As the US government ponders a strategy to deal with threatening asteroids, a dramatic explosion over Indonesia has underscored how blind we still are to hurtling space rocks.
On 8 October an asteroid detonated high in the atmosphere above South Sulawesi, Indonesia, releasing about as much energy as 50,000 tons of TNT, according to a NASA estimate released on Friday. That's about three times more powerful than the atomic bomb that levelled Hiroshima, making it one of the largest asteroid explosions ever observed.

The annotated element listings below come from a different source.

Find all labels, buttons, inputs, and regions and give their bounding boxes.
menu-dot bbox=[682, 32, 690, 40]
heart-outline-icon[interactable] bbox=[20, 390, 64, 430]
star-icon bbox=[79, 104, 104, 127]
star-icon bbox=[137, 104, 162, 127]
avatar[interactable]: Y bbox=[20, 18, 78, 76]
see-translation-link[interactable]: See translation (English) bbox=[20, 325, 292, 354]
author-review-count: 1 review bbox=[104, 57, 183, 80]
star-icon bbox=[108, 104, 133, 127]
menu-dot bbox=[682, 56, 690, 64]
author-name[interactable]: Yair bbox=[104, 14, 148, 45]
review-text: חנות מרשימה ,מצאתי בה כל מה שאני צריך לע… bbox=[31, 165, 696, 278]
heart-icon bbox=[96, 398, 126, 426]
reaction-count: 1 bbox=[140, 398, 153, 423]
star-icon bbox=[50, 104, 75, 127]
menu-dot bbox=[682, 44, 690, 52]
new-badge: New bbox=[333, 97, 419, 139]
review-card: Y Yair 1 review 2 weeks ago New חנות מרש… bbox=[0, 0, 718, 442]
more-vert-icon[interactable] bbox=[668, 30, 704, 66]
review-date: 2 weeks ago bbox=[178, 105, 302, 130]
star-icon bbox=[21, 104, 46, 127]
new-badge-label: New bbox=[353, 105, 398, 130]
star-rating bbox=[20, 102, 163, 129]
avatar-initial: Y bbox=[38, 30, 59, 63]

However, the blast caused no damage on the ground because of the high altitude, 15 to 20 kilometres above Earth's surface, says astronomer Peter Brown of the University of Western Ontario (UWO), Canada.
Brown and Elizabeth Silber, also of UWO, estimated the explosion energy from infrasound waves that rippled halfway around the world and were recorded by an international network of instruments that listens for nuclear explosions.
The explosion was heard by witnesses in Indonesia. Video images of the sky following the event show a dust trail characteristic of an exploding asteroid.
Sudden impact
The amount of energy released suggests the object was about 10 metres across, the researchers say. Such objects are thought to hit Earth about once per decade.
No telescope spotted the asteroid ahead of its impact. That is not surprising, given that only a tiny fraction of asteroids smaller than 100 metres across have been catalogued, says Tim Spahr, director of the Minor Planet Center in Cambridge, Massachusetts. Yet objects as small as 20 or 30 metres across may be capable of doing damage on the ground, he says.
"If you want to find the smallest objects you have to build more, larger telescopes," says Spahr. "A survey that finds all of the 20-metre objects will cost probably multiple billions of dollars."
The US Office of Science and Technology Policy, which advises the White House, must develop a policy to address the asteroid hazard by October 2010 under a deadline imposed by 2008 legislation. It is likely to be influenced by a report from the National Research Council on the asteroid problem, which is expected by year's end.